Rusalka were beautiful leaf-clad Siren-like femmes fatales spirits of the lakes of the northern Slavs. They enticed men to their watery graves and tickled people to death. – The Oxford Companion to World Mythology (2005)
I once read that Francois Truffaut thought a critic must see a film at least three times before reviewing it, or else issue an apology to his readers. For at least half of my first viewing of Leave Her to Heaven, my impression was guilt-ridden boredom at such splendid cinematography and scenographic detail being dropped on the floor like fine china by staid direction and a shallow script. This unusual pairing of Technicolor and film noir is about the near-ruination of a novelist, Richard Harland, by the voraciously possessive woman he marries, Ellen (Gene Tierney), who takes a romantic interest in him because he resembles her recently deceased father. Ellen coldly destroys those who get between her and her husband. Danny, the writer's polio-suffering younger brother whom he dotes on, is drowned in a lake. Later on, she throws herself down a flight of stairs to abort her unborn child, believing that the pregnancy is distancing her from Richard. When Richard finally decides to leave her, she kills herself and frames him, along with her sister who loves him, for murder, to ensure that he never replaces her. Her ploy is unsuccessful but Richard is imprisoned for two years.

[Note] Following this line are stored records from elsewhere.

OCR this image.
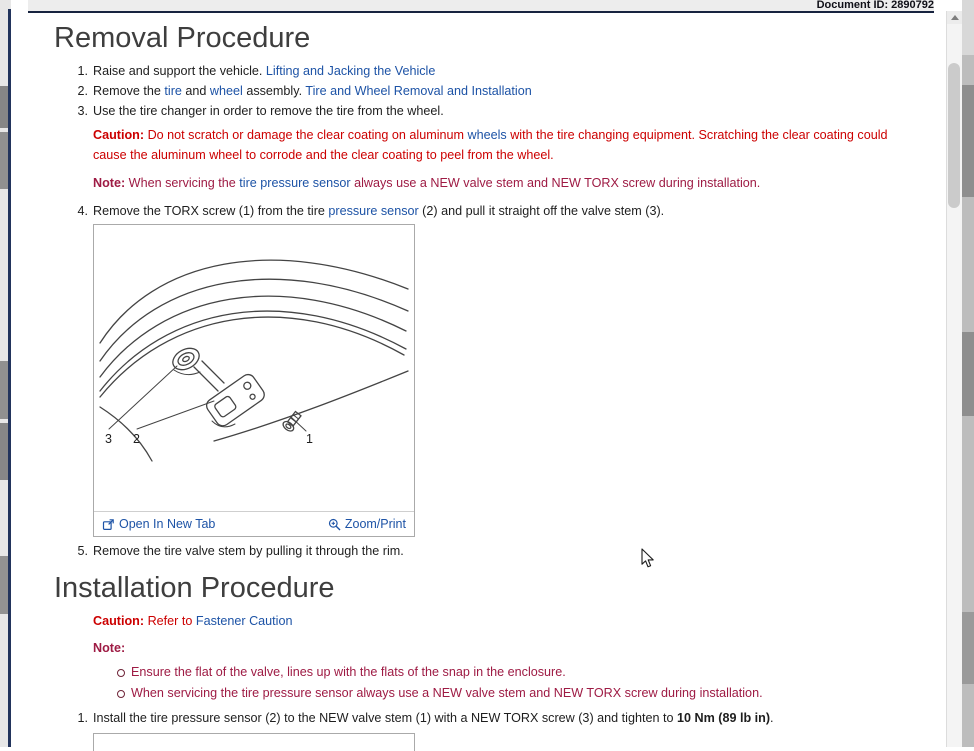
Document ID: 2890792
Removal Procedure
1. Raise and support the vehicle. Lifting and Jacking the Vehicle
2. Remove the tire and wheel assembly. Tire and Wheel Removal and Installation
3. Use the tire changer in order to remove the tire from the wheel.
Caution: Do not scratch or damage the clear coating on aluminum wheels with the tire changing equipment. Scratching the clear coating could cause the aluminum wheel to corrode and the clear coating to peel from the wheel.
Note: When servicing the tire pressure sensor always use a NEW valve stem and NEW TORX screw during installation.
4. Remove the TORX screw (1) from the tire pressure sensor (2) and pull it straight off the valve stem (3).
3 2	1
Open In New Tab	Zoom/Print
5. Remove the tire valve stem by pulling it through the rim.
Installation Procedure
Caution: Refer to Fastener Caution
Note:
Ensure the flat of the valve, lines up with the flats of the snap in the enclosure.
When servicing the tire pressure sensor always use a NEW valve stem and NEW TORX screw during installation.
1. Install the tire pressure sensor (2) to the NEW valve stem (1) with a NEW TORX screw (3) and tighten to 10 Nm (89 lb in).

It was during this suicidal act in the last 15 minutes where I started to suspect a film much better than I initially thought. Before, I had been following the plot too materially, as a shocking story of domestic murder. From the shot above, where Richard strains to unclasp Ellen's just-deceased hand from his, not knowing she is about to frame him from the grave, I realized a much greater, metaphysical power to the film. It is about a love that is so obsessive it scorns the mortal world and desires to overcome death: Ellen destroys the living (brother-in-law, sister, the child inside her, Richard, even herself) to resurrect the dead (her father's image, her tie to Richard). The sibling of this film is called Vertigo (1958). Hitchcock's film is better, however, because of the source of this love that aims to cheat death. Scottie's obsession comes from the desire to revive a lover and a romance that died prematurely; a very human sentiment taken too far becomes ghoulish and ultimately self-defeating. On the other hand, Ellen’s obsession is founded in a Freudian gimmick, the so-called Electra Complex, and is manifested in extremely sensational acts of violence, which cheapens the affair by comparison. She's unrealistic on purpose, in fairness to the film, I just find this less interesting than Hitchcock's approach. As I alluded to in the beginning, Ellen should be understood as mythological, as Tierney's expressionistic performance affirms.
Understanding the film in this form, Stahl's mise-en-scene that seemed merely ornamental at first now carries an unmistakable weight of fatalism, ghostliness, and dread in every one of its meticulous constellations of light, colour, props, angles, and blocking.